Clinical trial number:
-
- Immunology and Inflammation
- Medicine
Together with obesity and type 2 diabetes, metabolic dysfunction-associated steatotic liver disease (MASLD) is a growing global epidemic. Activation of the complement system and infiltration of macrophages has been linked to progression of metabolic liver disease. The role of complement receptors in macrophage activation and recruitment in MASLD remains poorly understood. In human and mouse, C3AR1 in the liver is expressed primarily in Kupffer cells, but is downregulated in humans with MASLD compared to obese controls.
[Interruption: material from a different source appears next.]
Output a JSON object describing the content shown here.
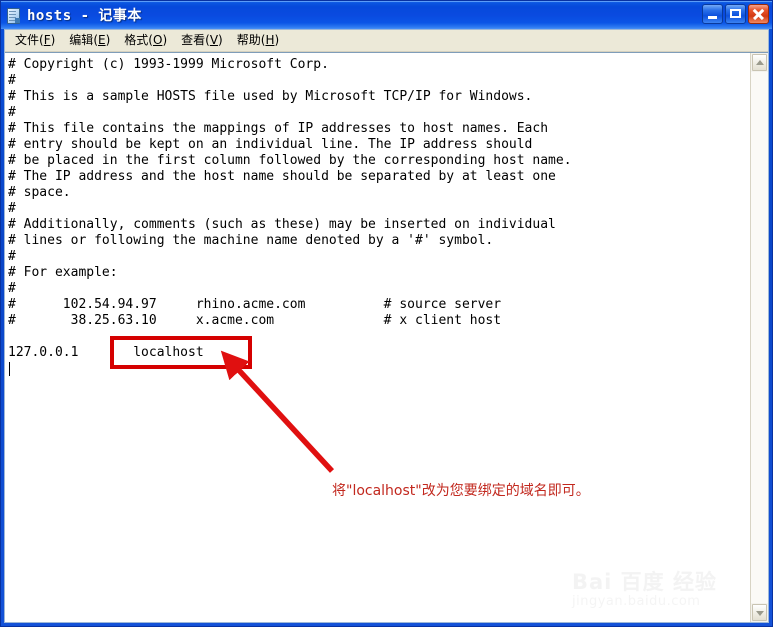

To test the role of complement 3a receptor (C3aR1) on macrophages and liver resident macrophages in MASLD, we generated mice deficient in C3aR1 on all macrophages (C3aR1-MφKO) or specifically in liver Kupffer cells (C3aR1-KpKO) and subjected them to a model of metabolic steatotic liver disease. We show that macrophages account for the vast majority of C3ar1 expression in the liver. Overall, C3aR1-MφKO and C3aR1-KpKO mice have similar body weight gain without significant alterations in glucose homeostasis, hepatic steatosis and fibrosis, compared to controls on a MASLD-inducing diet. This study demonstrates that C3aR1 deletion in macrophages or Kupffer cells, the predominant liver cell type expressing C3ar1, has no significant effect on liver steatosis, inflammation or fibrosis in a dietary MASLD model.